Let $J=\langle x,y\rangle$ and $I=J^3=J\cdot J\cdot J$ in $\mathbb{Q}[x,y]$.
1.1 The set of all monomials in $x, y$ is a basis of $\mathbb{Q}[x,y]$ as $\mathbb{Q}$-vector space. In particular, $x^2$ and $x^3$ are linearly independent in the $\mathbb{Q}$-vector space $\mathbb{Q}[x,y]$. Explain why $x^2 + I$ and $x^3 + I$ are linearly dependent in the $\mathbb{Q}$-vector space $\mathbb{Q}[x,y]/I$.
1.2 Find $\sqrt{I}$ and $\dim_{\mathbb{Q}}(\mathbb{Q}[x,y]/\sqrt{I})$ and $V(\sqrt{I})\subset \mathbb{Q^2}$ by hand.
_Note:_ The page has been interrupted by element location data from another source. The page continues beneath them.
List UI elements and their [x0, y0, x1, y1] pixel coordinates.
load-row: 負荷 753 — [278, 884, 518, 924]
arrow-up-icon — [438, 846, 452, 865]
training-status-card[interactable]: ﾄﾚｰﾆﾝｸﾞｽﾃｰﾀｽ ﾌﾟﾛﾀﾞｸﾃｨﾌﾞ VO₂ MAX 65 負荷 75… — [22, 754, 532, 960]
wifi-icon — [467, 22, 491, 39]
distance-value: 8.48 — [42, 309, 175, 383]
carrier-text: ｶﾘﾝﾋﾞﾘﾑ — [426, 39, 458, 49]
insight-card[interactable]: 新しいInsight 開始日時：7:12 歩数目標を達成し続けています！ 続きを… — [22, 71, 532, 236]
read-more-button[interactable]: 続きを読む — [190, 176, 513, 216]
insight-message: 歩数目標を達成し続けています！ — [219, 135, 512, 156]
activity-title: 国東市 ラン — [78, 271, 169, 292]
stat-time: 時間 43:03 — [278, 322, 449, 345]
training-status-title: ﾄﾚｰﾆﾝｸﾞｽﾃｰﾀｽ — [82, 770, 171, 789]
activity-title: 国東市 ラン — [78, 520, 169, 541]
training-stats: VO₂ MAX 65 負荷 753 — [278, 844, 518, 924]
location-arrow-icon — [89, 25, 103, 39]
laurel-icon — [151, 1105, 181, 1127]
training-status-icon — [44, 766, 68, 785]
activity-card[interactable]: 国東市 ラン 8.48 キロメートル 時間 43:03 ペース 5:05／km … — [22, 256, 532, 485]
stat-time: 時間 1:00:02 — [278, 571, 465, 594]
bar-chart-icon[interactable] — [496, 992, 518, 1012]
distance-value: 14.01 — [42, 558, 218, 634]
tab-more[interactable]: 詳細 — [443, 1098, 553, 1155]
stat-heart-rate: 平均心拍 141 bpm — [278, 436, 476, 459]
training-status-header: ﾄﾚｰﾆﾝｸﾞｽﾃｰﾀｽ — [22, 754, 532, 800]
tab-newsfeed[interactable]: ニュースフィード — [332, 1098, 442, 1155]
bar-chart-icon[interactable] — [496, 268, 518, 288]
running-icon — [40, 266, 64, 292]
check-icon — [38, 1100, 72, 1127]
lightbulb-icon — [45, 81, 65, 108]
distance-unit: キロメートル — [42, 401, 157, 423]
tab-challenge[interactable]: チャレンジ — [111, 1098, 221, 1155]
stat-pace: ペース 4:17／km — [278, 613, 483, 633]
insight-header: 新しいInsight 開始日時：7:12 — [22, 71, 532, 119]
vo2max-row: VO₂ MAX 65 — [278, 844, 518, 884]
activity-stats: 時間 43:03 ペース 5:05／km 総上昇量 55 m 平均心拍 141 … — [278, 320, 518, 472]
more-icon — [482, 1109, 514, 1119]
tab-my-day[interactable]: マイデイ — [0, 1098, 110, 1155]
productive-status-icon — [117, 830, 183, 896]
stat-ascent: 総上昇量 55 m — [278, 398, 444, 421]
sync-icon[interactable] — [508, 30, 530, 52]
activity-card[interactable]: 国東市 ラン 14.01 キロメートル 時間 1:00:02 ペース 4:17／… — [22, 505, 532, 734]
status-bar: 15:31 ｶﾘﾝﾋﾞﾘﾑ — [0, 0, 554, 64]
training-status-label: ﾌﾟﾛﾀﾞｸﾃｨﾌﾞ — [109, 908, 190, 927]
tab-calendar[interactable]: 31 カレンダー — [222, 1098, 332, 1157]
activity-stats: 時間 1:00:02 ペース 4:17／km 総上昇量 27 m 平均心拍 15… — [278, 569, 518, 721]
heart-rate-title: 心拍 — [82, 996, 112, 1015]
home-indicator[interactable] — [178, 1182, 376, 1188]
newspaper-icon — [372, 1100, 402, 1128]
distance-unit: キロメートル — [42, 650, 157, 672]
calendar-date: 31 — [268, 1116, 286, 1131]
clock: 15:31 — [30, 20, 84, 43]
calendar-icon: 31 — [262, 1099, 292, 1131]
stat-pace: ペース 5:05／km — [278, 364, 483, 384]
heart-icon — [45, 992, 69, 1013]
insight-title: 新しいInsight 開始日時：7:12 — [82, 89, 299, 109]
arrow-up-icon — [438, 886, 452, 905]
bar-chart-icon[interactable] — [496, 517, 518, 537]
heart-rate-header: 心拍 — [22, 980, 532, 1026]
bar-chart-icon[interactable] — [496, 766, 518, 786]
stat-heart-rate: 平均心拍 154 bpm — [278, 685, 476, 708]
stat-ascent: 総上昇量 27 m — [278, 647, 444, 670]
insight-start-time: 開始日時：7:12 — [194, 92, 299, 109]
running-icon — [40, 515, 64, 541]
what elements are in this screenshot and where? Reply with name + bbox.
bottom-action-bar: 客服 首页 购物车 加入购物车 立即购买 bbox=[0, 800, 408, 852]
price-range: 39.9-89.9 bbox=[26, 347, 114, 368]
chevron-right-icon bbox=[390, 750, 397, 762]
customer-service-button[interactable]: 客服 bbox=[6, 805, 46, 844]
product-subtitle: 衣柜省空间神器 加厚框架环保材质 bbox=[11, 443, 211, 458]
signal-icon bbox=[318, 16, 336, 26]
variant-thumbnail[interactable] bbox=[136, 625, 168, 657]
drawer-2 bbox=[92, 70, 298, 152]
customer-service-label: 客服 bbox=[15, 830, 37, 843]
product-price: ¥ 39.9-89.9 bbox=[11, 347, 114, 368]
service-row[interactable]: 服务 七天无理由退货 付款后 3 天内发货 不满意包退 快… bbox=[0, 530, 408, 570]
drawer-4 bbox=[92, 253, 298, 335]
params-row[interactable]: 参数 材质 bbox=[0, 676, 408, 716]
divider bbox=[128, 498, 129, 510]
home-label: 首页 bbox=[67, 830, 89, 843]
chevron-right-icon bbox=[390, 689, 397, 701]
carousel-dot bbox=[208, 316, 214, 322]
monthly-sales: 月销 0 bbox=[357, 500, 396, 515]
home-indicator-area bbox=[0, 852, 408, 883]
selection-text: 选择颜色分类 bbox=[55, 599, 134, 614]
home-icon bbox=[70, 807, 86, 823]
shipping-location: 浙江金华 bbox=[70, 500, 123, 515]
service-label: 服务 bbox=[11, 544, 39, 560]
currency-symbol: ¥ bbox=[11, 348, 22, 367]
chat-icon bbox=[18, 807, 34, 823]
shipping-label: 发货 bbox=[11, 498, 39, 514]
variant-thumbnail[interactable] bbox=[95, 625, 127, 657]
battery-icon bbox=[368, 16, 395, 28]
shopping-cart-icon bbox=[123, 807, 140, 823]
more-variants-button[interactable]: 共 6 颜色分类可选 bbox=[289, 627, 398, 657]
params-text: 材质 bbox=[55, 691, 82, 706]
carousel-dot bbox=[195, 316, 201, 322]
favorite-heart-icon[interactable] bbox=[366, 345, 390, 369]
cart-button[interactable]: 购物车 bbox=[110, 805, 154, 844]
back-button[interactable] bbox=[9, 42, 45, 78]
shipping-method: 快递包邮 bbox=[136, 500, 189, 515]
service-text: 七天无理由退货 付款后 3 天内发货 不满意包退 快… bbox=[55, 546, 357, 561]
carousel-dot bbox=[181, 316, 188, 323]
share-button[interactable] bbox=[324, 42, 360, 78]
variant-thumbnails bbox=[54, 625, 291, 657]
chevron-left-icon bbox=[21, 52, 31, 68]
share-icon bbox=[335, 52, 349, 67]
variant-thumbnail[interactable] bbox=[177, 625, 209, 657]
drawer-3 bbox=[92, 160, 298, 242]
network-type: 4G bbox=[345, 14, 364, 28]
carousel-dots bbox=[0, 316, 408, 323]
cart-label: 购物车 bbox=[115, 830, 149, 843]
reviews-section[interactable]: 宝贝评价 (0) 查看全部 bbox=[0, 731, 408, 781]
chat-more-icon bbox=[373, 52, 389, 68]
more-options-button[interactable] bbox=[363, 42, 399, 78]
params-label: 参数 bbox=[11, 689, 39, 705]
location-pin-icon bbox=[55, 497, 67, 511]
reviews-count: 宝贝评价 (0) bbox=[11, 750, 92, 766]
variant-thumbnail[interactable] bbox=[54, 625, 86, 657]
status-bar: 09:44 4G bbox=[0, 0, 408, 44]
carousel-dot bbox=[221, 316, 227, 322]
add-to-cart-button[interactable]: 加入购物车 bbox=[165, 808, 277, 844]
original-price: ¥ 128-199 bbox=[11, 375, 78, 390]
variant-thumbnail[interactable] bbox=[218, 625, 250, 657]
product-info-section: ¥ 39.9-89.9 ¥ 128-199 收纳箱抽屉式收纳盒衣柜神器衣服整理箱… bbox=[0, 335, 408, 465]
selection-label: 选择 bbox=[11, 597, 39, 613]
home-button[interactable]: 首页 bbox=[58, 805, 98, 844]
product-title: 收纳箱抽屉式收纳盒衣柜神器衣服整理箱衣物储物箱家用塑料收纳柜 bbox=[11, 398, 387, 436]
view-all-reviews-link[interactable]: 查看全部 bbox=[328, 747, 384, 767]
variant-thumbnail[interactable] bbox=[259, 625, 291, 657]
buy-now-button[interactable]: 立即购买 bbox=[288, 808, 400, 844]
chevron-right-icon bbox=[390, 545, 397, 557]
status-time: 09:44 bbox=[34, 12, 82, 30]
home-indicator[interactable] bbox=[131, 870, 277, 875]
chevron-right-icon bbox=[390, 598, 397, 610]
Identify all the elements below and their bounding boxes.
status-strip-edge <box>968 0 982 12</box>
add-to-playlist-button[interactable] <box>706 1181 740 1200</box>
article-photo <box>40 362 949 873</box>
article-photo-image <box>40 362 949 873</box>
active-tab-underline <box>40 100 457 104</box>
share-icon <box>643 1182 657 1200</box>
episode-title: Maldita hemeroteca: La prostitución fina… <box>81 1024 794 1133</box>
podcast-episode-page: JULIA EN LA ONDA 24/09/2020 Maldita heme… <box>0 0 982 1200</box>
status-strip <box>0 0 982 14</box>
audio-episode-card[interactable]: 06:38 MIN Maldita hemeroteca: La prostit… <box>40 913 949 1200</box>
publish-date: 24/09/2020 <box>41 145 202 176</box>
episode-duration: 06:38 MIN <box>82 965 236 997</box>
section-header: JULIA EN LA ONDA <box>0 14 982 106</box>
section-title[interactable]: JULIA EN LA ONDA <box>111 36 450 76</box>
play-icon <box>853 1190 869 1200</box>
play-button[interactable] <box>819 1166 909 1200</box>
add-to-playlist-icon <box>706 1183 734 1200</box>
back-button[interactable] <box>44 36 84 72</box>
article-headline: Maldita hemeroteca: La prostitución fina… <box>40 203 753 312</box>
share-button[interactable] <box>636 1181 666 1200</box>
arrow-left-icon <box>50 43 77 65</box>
Concerning 1.2, I was thinking:
$I = J \cdot J \cdot J = J^3$ $\Rightarrow$ $\sqrt{I} = J$, since $J^3 = I$
$\sqrt{I} = \langle x,y\rangle$, $V(\sqrt{I}) = \lbrace(0,0)\rbrace$
$\mathbb{Q}[x,y]/\sqrt{I} = \lbrace 1 \rbrace$
$\Rightarrow$ $\dim_{\mathbb{Q}}(\mathbb{Q}[x,y]/\sqrt{I}) = 1$
Does that make sense?
Concerning 1.1, I don't really have a clue, so any help or explanations would be appreciated.